Get a free printable of other prebiotic foods here. The following are the most common prebiotic foods:

Prebiotic foods written with wooden tiles surrounded by onions, leeks, garlic, apples, bananas, flaxseed, oats, and seaweed

Incorporating Psychobiotic Foods into Your Diet

While you can take psychobiotic supplements, aiming for a psychobiotic diet with real, nutrient-rich food is the best first approach. Here are a few strategic ways to incorporate more psychobiotic foods into your diet:

>Start Your Day with a Psychobiotic Boost

Try a bowl of yogurt topped with banana slices and oat granola. This breakfast bowl introduces probiotics and prebiotics into your system along with a balance of carbs and protein for a steady release of energy.

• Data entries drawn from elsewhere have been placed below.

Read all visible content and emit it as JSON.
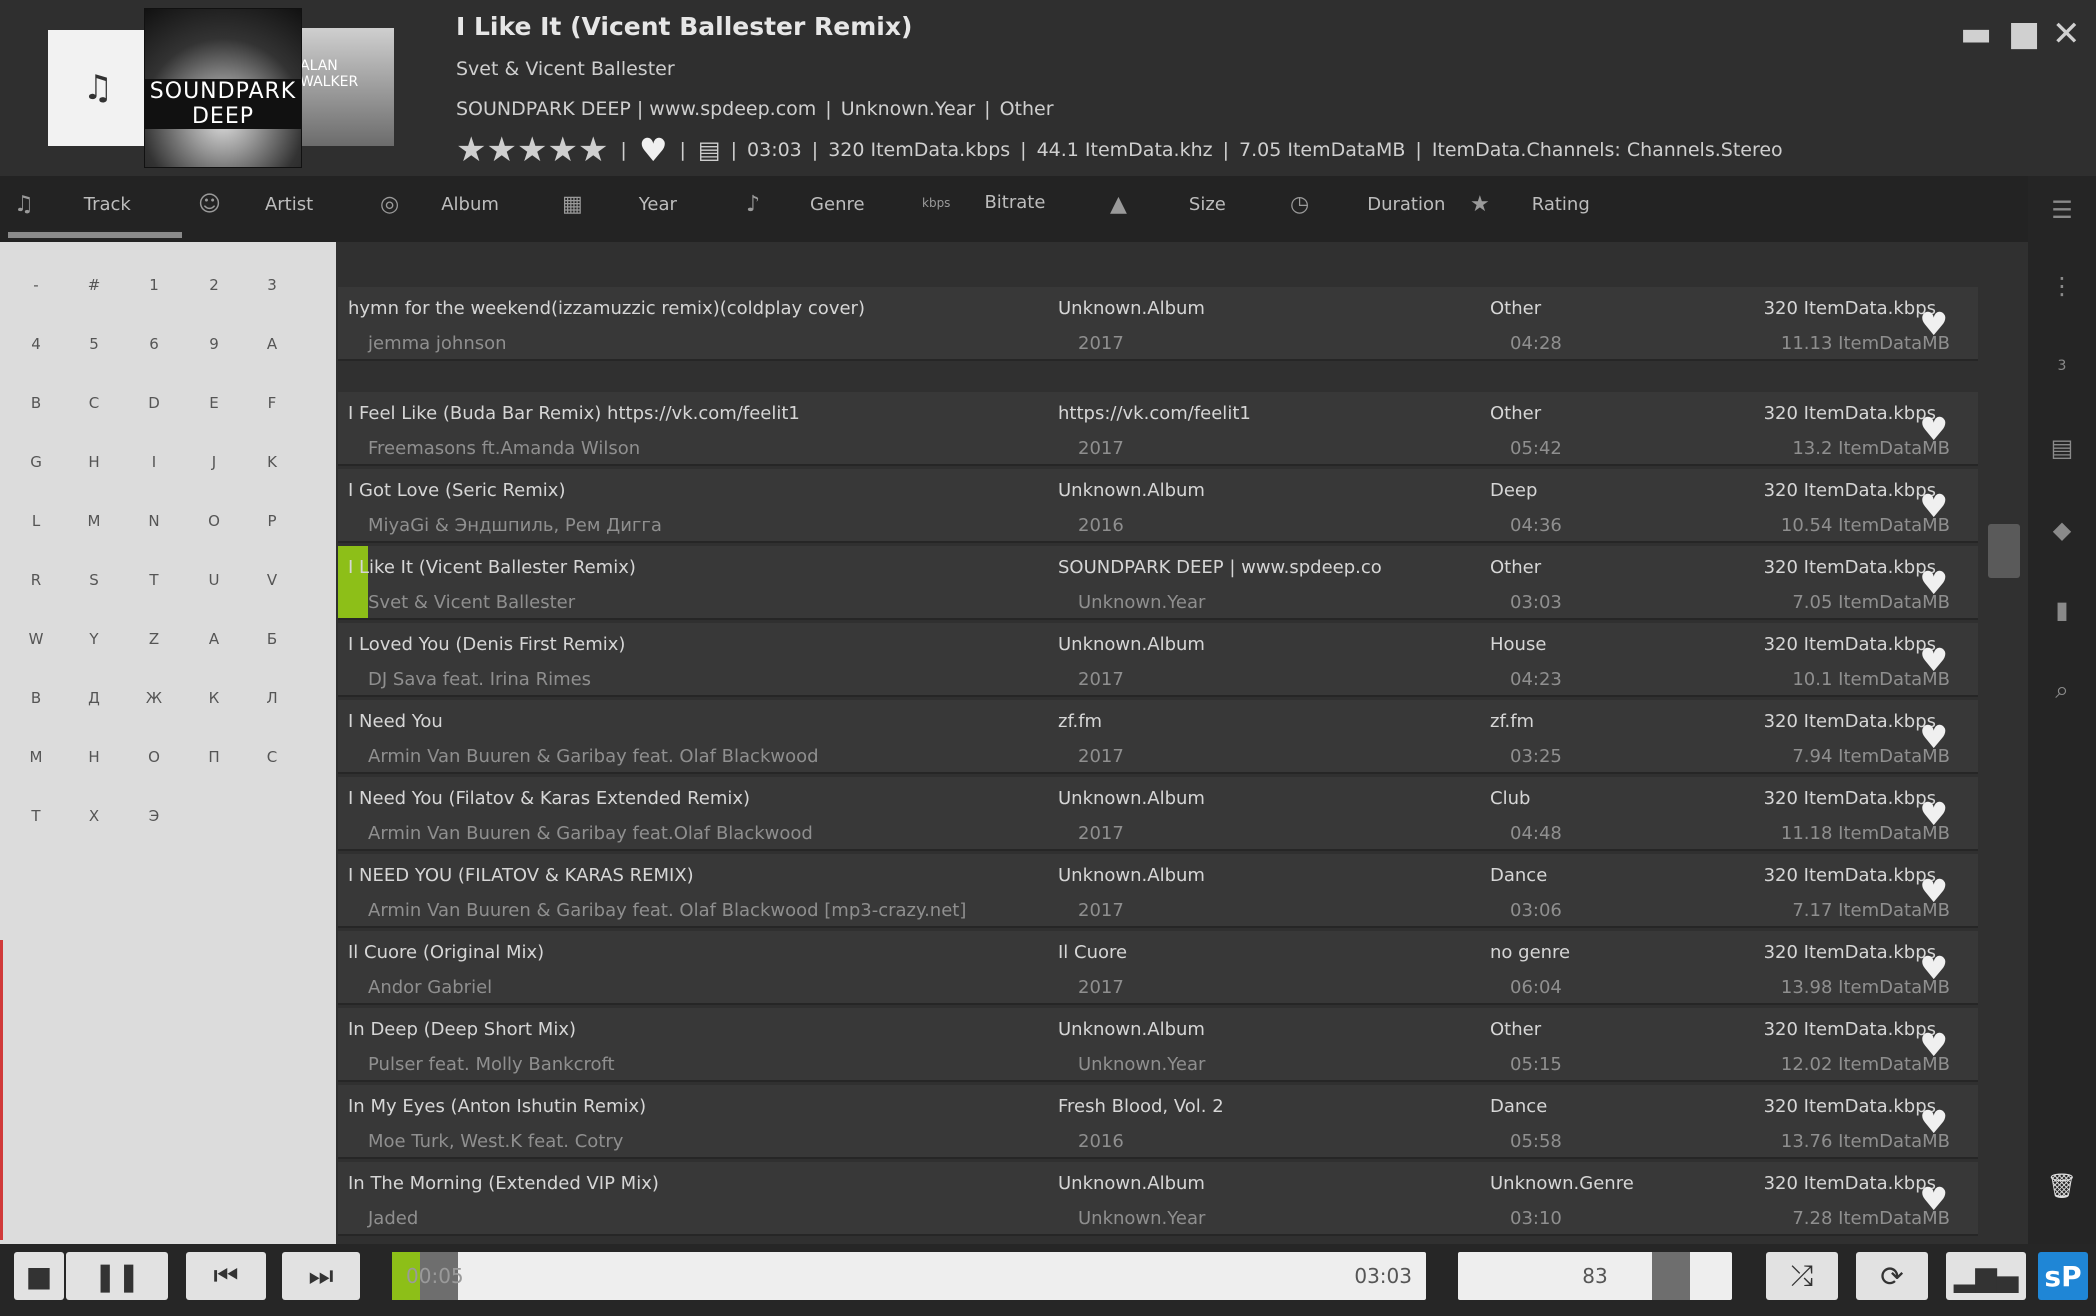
{
  "now_playing": {
    "cover_label": "SOUNDPARK DEEP",
    "side_cover_label": "ALAN WALKER",
    "title": "I Like It (Vicent Ballester Remix)",
    "artist": "Svet & Vicent Ballester",
    "album": "SOUNDPARK DEEP | www.spdeep.com",
    "year": "Unknown.Year",
    "genre": "Other",
    "duration": "03:03",
    "bitrate": "320 ItemData.kbps",
    "frequency": "44.1 ItemData.khz",
    "size": "7.05 ItemDataMB",
    "channels": "ItemData.Channels: Channels.Stereo",
    "rating": 5
  },
  "columns": [
    "Track",
    "Artist",
    "Album",
    "Year",
    "Genre",
    "Bitrate",
    "Size",
    "Duration",
    "Rating"
  ],
  "columns_bitrate_icon": "kbps",
  "alphabet": [
    "-",
    "#",
    "1",
    "2",
    "3",
    "4",
    "5",
    "6",
    "9",
    "A",
    "B",
    "C",
    "D",
    "E",
    "F",
    "G",
    "H",
    "I",
    "J",
    "K",
    "L",
    "M",
    "N",
    "O",
    "P",
    "R",
    "S",
    "T",
    "U",
    "V",
    "W",
    "Y",
    "Z",
    "А",
    "Б",
    "В",
    "Д",
    "Ж",
    "К",
    "Л",
    "М",
    "Н",
    "О",
    "П",
    "С",
    "Т",
    "Х",
    "Э"
  ],
  "right_strip": {
    "counter": "3"
  },
  "tracks": [
    {
      "title": "hymn for the weekend(izzamuzzic remix)(coldplay cover)",
      "artist": "jemma johnson",
      "album": "Unknown.Album",
      "year": "2017",
      "genre": "Other",
      "duration": "04:28",
      "bitrate": "320 ItemData.kbps",
      "size": "11.13 ItemDataMB"
    },
    {
      "title": "I Feel Like (Buda Bar Remix) https://vk.com/feelit1",
      "artist": "Freemasons ft.Amanda Wilson",
      "album": "https://vk.com/feelit1",
      "year": "2017",
      "genre": "Other",
      "duration": "05:42",
      "bitrate": "320 ItemData.kbps",
      "size": "13.2 ItemDataMB"
    },
    {
      "title": "I Got Love (Seric Remix)",
      "artist": "MiyaGi & Эндшпиль, Рем Дигга",
      "album": "Unknown.Album",
      "year": "2016",
      "genre": "Deep",
      "duration": "04:36",
      "bitrate": "320 ItemData.kbps",
      "size": "10.54 ItemDataMB"
    },
    {
      "title": "I Like It (Vicent Ballester Remix)",
      "artist": "Svet & Vicent Ballester",
      "album": "SOUNDPARK DEEP | www.spdeep.co",
      "year": "Unknown.Year",
      "genre": "Other",
      "duration": "03:03",
      "bitrate": "320 ItemData.kbps",
      "size": "7.05 ItemDataMB",
      "playing": true
    },
    {
      "title": "I Loved You (Denis First Remix)",
      "artist": "DJ Sava feat. Irina Rimes",
      "album": "Unknown.Album",
      "year": "2017",
      "genre": "House",
      "duration": "04:23",
      "bitrate": "320 ItemData.kbps",
      "size": "10.1 ItemDataMB"
    },
    {
      "title": "I Need You",
      "artist": "Armin Van Buuren & Garibay feat. Olaf Blackwood",
      "album": "zf.fm",
      "year": "2017",
      "genre": "zf.fm",
      "duration": "03:25",
      "bitrate": "320 ItemData.kbps",
      "size": "7.94 ItemDataMB"
    },
    {
      "title": "I Need You (Filatov & Karas Extended Remix)",
      "artist": "Armin Van Buuren & Garibay feat.Olaf Blackwood",
      "album": "Unknown.Album",
      "year": "2017",
      "genre": "Club",
      "duration": "04:48",
      "bitrate": "320 ItemData.kbps",
      "size": "11.18 ItemDataMB"
    },
    {
      "title": "I NEED YOU (FILATOV & KARAS REMIX)",
      "artist": "Armin Van Buuren & Garibay feat. Olaf Blackwood [mp3-crazy.net]",
      "album": "Unknown.Album",
      "year": "2017",
      "genre": "Dance",
      "duration": "03:06",
      "bitrate": "320 ItemData.kbps",
      "size": "7.17 ItemDataMB"
    },
    {
      "title": "Il Cuore (Original Mix)",
      "artist": "Andor Gabriel",
      "album": "Il Cuore",
      "year": "2017",
      "genre": "no genre",
      "duration": "06:04",
      "bitrate": "320 ItemData.kbps",
      "size": "13.98 ItemDataMB"
    },
    {
      "title": "In Deep (Deep Short Mix)",
      "artist": "Pulser feat. Molly Bankcroft",
      "album": "Unknown.Album",
      "year": "Unknown.Year",
      "genre": "Other",
      "duration": "05:15",
      "bitrate": "320 ItemData.kbps",
      "size": "12.02 ItemDataMB"
    },
    {
      "title": "In My Eyes (Anton Ishutin Remix)",
      "artist": "Moe Turk, West.K feat. Cotry",
      "album": "Fresh Blood, Vol. 2",
      "year": "2016",
      "genre": "Dance",
      "duration": "05:58",
      "bitrate": "320 ItemData.kbps",
      "size": "13.76 ItemDataMB"
    },
    {
      "title": "In The Morning (Extended VIP Mix)",
      "artist": "Jaded",
      "album": "Unknown.Album",
      "year": "Unknown.Year",
      "genre": "Unknown.Genre",
      "duration": "03:10",
      "bitrate": "320 ItemData.kbps",
      "size": "7.28 ItemDataMB"
    }
  ],
  "player": {
    "elapsed": "00:05",
    "total": "03:03",
    "progress": 0.027,
    "volume": "83",
    "logo": "sP"
  },
  "colors": {
    "accent": "#8dbf18",
    "logo_bg": "#1f86d6"
  }
}
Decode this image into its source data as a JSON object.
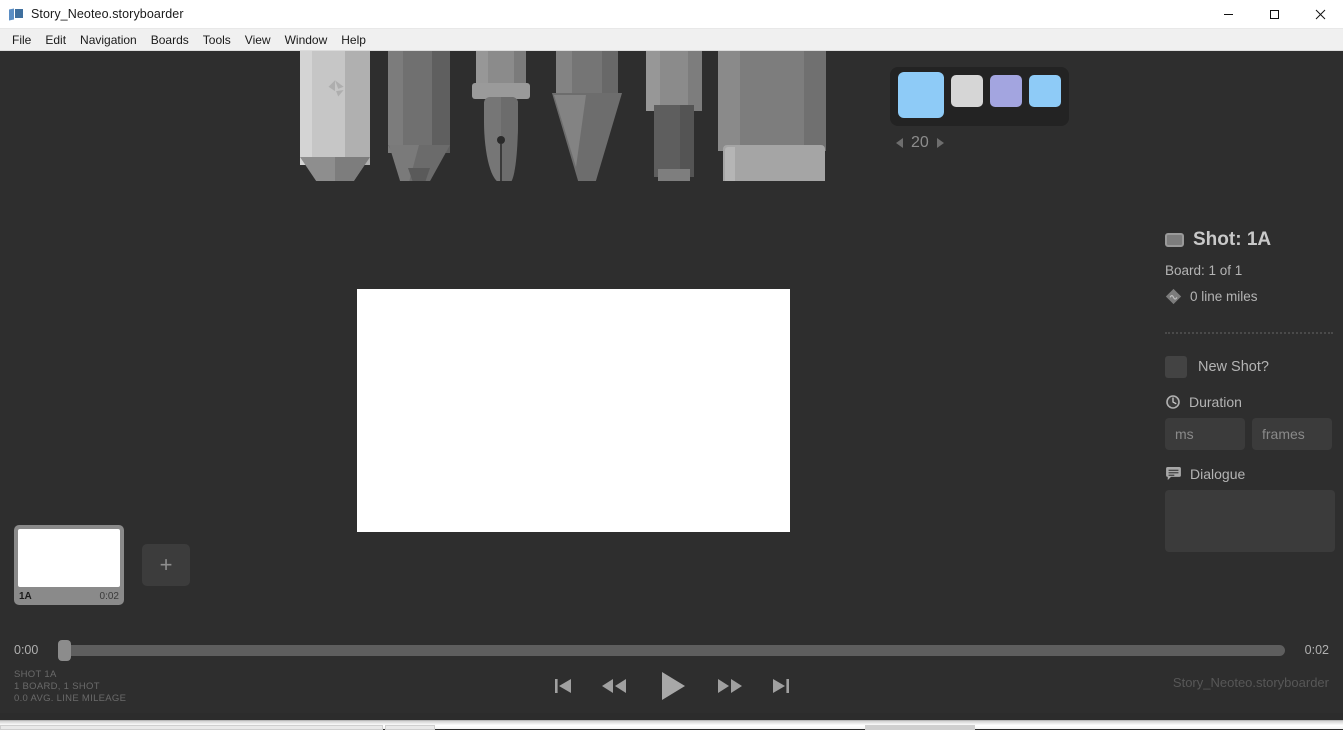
{
  "window": {
    "title": "Story_Neoteo.storyboarder",
    "app_icon": "storyboarder-logo-icon",
    "minimize": "—",
    "maximize": "□",
    "close": "✕"
  },
  "menubar": {
    "items": [
      {
        "label": "File"
      },
      {
        "label": "Edit"
      },
      {
        "label": "Navigation"
      },
      {
        "label": "Boards"
      },
      {
        "label": "Tools"
      },
      {
        "label": "View"
      },
      {
        "label": "Window"
      },
      {
        "label": "Help"
      }
    ]
  },
  "toolbar": {
    "tools": [
      {
        "name": "light-pencil-tool",
        "label": "Light Pencil"
      },
      {
        "name": "pencil-tool",
        "label": "Pencil"
      },
      {
        "name": "pen-tool",
        "label": "Pen"
      },
      {
        "name": "brush-tool",
        "label": "Brush"
      },
      {
        "name": "marker-tool",
        "label": "Note Pen"
      },
      {
        "name": "eraser-tool",
        "label": "Eraser"
      }
    ]
  },
  "palette": {
    "swatches": [
      {
        "name": "swatch-current",
        "color": "#8ecbf7",
        "active": true
      },
      {
        "name": "swatch-1",
        "color": "#d6d6d6",
        "active": false
      },
      {
        "name": "swatch-2",
        "color": "#a3a5e0",
        "active": false
      },
      {
        "name": "swatch-3",
        "color": "#8ecbf7",
        "active": false
      }
    ],
    "size": {
      "value": "20",
      "decrease_icon": "arrow-left-icon",
      "increase_icon": "arrow-right-icon"
    }
  },
  "canvas": {
    "background": "#ffffff"
  },
  "sidebar": {
    "shot_icon": "monitor-icon",
    "shot_title": "Shot: 1A",
    "board_count": "Board: 1 of 1",
    "line_miles_icon": "line-miles-icon",
    "line_miles": "0 line miles",
    "new_shot_label": "New Shot?",
    "duration_icon": "clock-icon",
    "duration_label": "Duration",
    "duration_ms_placeholder": "ms",
    "duration_ms_value": "",
    "duration_frames_placeholder": "frames",
    "duration_frames_value": "",
    "dialogue_icon": "speech-bubble-icon",
    "dialogue_label": "Dialogue",
    "dialogue_value": "",
    "dialogue_placeholder": ""
  },
  "board_strip": {
    "boards": [
      {
        "shot": "1A",
        "duration": "0:02"
      }
    ],
    "add_label": "+"
  },
  "timeline": {
    "start_time": "0:00",
    "end_time": "0:02",
    "playhead_percent": 0,
    "status_lines": [
      "SHOT 1A",
      "1 BOARD, 1 SHOT",
      "0.0 AVG. LINE MILEAGE"
    ],
    "filename": "Story_Neoteo.storyboarder",
    "transport": [
      {
        "name": "skip-previous-button",
        "icon": "skip-previous-icon"
      },
      {
        "name": "rewind-button",
        "icon": "rewind-icon"
      },
      {
        "name": "play-button",
        "icon": "play-icon"
      },
      {
        "name": "fast-forward-button",
        "icon": "fast-forward-icon"
      },
      {
        "name": "skip-next-button",
        "icon": "skip-next-icon"
      }
    ]
  }
}
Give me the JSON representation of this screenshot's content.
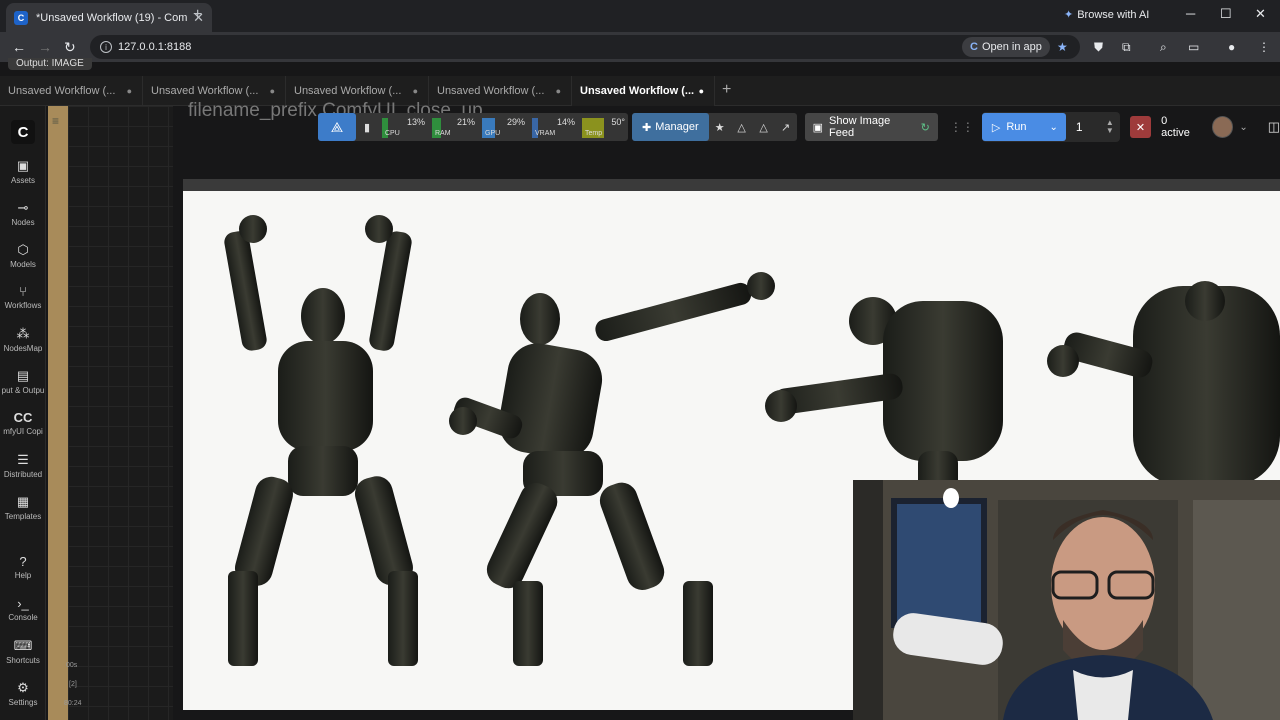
{
  "browser": {
    "tab_title": "*Unsaved Workflow (19) - Com",
    "favicon": "C",
    "browse_ai": "Browse with AI",
    "url": "127.0.0.1:8188",
    "open_in_app": "Open in app"
  },
  "app": {
    "output_chip": "Output: IMAGE",
    "workflow_tabs": [
      {
        "label": "Unsaved Workflow (..."
      },
      {
        "label": "Unsaved Workflow (..."
      },
      {
        "label": "Unsaved Workflow (..."
      },
      {
        "label": "Unsaved Workflow (..."
      },
      {
        "label": "Unsaved Workflow (..."
      }
    ],
    "active_tab_index": 4,
    "sidebar": [
      {
        "label": "Assets",
        "icon": "image-icon"
      },
      {
        "label": "Nodes",
        "icon": "nodes-icon"
      },
      {
        "label": "Models",
        "icon": "models-icon"
      },
      {
        "label": "Workflows",
        "icon": "workflows-icon"
      },
      {
        "label": "NodesMap",
        "icon": "nodesmap-icon"
      },
      {
        "label": "put & Outpu",
        "icon": "io-icon"
      },
      {
        "label": "mfyUI Copi",
        "icon": "copilot-icon"
      },
      {
        "label": "Distributed",
        "icon": "distributed-icon"
      },
      {
        "label": "Templates",
        "icon": "templates-icon"
      },
      {
        "label": "Help",
        "icon": "help-icon"
      },
      {
        "label": "Console",
        "icon": "console-icon"
      },
      {
        "label": "Shortcuts",
        "icon": "keyboard-icon"
      },
      {
        "label": "Settings",
        "icon": "gear-icon"
      }
    ],
    "canvas_bg_text": "filename_prefix      ComfyUI_close_up",
    "metrics": [
      {
        "label": "CPU",
        "value": "13%",
        "level": 0.13,
        "color": "#2e9e3e"
      },
      {
        "label": "RAM",
        "value": "21%",
        "level": 0.21,
        "color": "#2e9e3e"
      },
      {
        "label": "GPU",
        "value": "29%",
        "level": 0.29,
        "color": "#3a86d4"
      },
      {
        "label": "VRAM",
        "value": "14%",
        "level": 0.14,
        "color": "#3a6fb8"
      },
      {
        "label": "Temp",
        "value": "50°",
        "level": 0.5,
        "color": "#9aa21a"
      }
    ],
    "manager_label": "Manager",
    "image_feed_label": "Show Image Feed",
    "run_label": "Run",
    "run_count": "1",
    "active_label": "0 active",
    "bottom_small": [
      "00s",
      "[2]",
      "80:24"
    ]
  }
}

Prepare overnight oats with Greek yogurt for a quick breakfast or snack. Try these recipes: Blueberry Cheesecake Overnight Oats, Pistachio Overnight Oats, or Overnight Oats with Frozen Fruit and Almonds.

>Snack Smart

Keep fermented snacks, such as fermented pickles or other fermented vegetables, kefir, or kombucha on hand when the urge to snack hits.

>Make Good Mood Meals

Get your greens and your psychobiotics in one go with a salad including dandelion greens, grilled salmon or shrimp, and your favorite ingredients topped with a miso or yogurt-based dressing.

Spread whole wheat bread with mashed avocado, layer on some kimchi or other fermented veggie, then add a protein like grilled chicken.

Bottom Line

Eating psychobiotic food is not a cure-all for your mental wellness, but it is an avenue worth exploring in conjunction with other therapies. Read about the pillars of a good mental health diet here: Good Mood Food – The Pillars of a Good Mental Health Diet.

By maintaining a diet rich in diverse, nutrient-dense, and live-culture foods, you can improve your physical health and see mental health benefits. By crafting your meals and snacks to include these beneficial foods, you’re paving the way for a happier gut and, quite likely, a happier brain.